É segunda de manhã, e essa perda de tempo,
de qualidade de vida quem capitaliza, quem?


(LUIZ FILHO DE OLIVEIRA. Das Bocadas Infernéticas. WEB: 2014.)


terça-feira, 28 de janeiro de 2014

UNS AIS DO SOCIAL




I
um Piaga do mar doce arma seta dispara por um Poeta

esta tribo(dos sete terreiros do rio)
(num espaço do presente) é estado de riso
para alguns indivíduos da nação (ô povo pobre!)

entanto ela ainda continua rindo (risos)
anda primo humano brasílico (milenar nativo)
como gravado nas pedras (de linhagem... esses livros)

e por tal vida (vinda grande nação Tabajara!)
deixa-se vestígios nas telas desta terra (vivo grafito)
para firmar o seu local universal (esse mundo de sítios)



(Bem daqui, de Piaguí... e daí?)



II
onde é duro ver ou vir a 

o terreiro do casebre
dá a luz do dia
a crianças nuas
brincando de ambulantes
vendedores de fruta ou verdura
não de bugigangas de Taiwan ou China:
olha o tomate! olha a cebola! olha a uva!

à noite suja em redes limpas do digno
dormem o sono das injustiças tranquilas
depois crescidas na lida de cada dia
a manhã les-desenha como hino
outro novo pregão antigo
de infante miséria na vila



(Numa Terra carente de Justiça.)



III
pelos tetos ou sem-teto que não têm milho nem feijão sem arroz: essas cruas vias

ao nativo que
teve seu milho
passado adiante
bem comerciante
em lata conservado
soro caseiro investimento
em supermarcantes mercados
– a esse nosso primo pai nativo – 
este grito líquido sem o lucro devido:

se rumina pois o poeta o tachar bom
o milho & lambe depois os beiços rindo
comido todo o amido como cliente do produto
ele sente porém um desgosto dos milhões (males!)
a morrer de fome em face de humanidade sem migalhas
em frente do milharal de rango (aos milhares!)
a haver no mundo-comida dos melhores

e este poema (comido!) não
enche a barriga de seo ninga!



(Onde as mãos não aram; palavram.)



IV
nascente em curso de morte desmatada*

aguazul
            plic!
               ploc!
                bate
                     ndo
                     es
                    cor
                       regando
                      planta e
                    dança  e
                   pedra
                os peixes
                sr. caramujo e
                outras espécies e vem
                  um barco-folha ambiente
                   em meio ao transparente
                    líquido num veio dessa
                   mata virgem –  e vivem...
             ... todavia o enlatado
                   cano esgoto surje e
                 engarrafada a morte
desmata e                                 vaza
              às taças das calhas
           em que o peixe-barco
         – nau trágica –
     navega outro inferno: e a água
foi suja de humanos seres urbanos


(Em Teresina, fluindo até São Paulo; antes, passando por Minas.)

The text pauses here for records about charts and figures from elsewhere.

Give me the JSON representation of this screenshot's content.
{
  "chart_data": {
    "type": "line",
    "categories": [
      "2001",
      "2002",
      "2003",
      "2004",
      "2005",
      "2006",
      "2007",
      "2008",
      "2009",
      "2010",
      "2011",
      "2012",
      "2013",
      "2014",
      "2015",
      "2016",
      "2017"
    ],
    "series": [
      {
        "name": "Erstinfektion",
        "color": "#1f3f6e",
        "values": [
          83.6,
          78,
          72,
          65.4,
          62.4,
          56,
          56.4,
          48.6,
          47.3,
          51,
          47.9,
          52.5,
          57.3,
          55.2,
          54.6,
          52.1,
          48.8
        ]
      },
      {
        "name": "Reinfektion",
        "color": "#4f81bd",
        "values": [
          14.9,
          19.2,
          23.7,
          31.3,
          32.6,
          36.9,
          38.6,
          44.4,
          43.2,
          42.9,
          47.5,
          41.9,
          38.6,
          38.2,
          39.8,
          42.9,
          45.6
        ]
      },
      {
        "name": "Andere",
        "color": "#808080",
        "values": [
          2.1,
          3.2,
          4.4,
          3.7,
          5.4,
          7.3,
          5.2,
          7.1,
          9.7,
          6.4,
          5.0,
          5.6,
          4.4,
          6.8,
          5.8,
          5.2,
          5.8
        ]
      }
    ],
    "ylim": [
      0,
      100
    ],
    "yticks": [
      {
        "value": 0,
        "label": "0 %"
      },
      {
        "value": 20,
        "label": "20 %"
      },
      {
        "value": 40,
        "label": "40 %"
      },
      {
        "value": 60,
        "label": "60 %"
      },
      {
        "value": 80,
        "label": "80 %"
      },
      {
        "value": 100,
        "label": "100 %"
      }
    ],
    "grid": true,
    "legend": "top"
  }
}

_________________________________
* A Ana Rosa, uma mestra minha, com quem estudei em espaço de Dias.



V
salve concreto essa selva humana


são Paulos
      Joões
ou  Zés
             e                     vão
                          e        quase não
vêm...
veem?
navegam noutros navios negreiros... não?
se ainda a caminho do que
não estaca a obra concreta armada
de novo esses homens-chico (não chiques)
sob o sol nada novo da ficção dos edifícios
ajudam com outro engenho a construir
esta ação capital expressa em luxo de signos
para o avesso do lucro de extensas listas
rol da primeira avenida
a dirigir a vida indigente
a digeri-la a preço de custo
sem tempo pro sono dos injustiços



(Duma concreta São Paulo até verde Teresina.)



VI
onde humano contribui para uma escrita poesia terrena

no bairro Primavera... algum cidadão ágrafo
já em Bagdá... atiradores por elite contra os livros
contudo na Georgia ianque...  muitas mortes negras ontem

na Inglaterra sherlockiana... vítimas estrangeiras por engano
pois nas Áfricas famintas... crianças raptadas para pegar das armas
mastambém no Ocidente doente... desenganados contra o sistema

no fim do mundo... o nosso humano estar
posto na Lua... o olho rico da tecnologia
enquanto na Terra... tantos ainda de fome




(Neste planeta, a olhar pras nossas terras.)




(LUIZ FILHO DE OLIVEIRA. Onde Humano. Teresina: Nova Aliança, 2009.)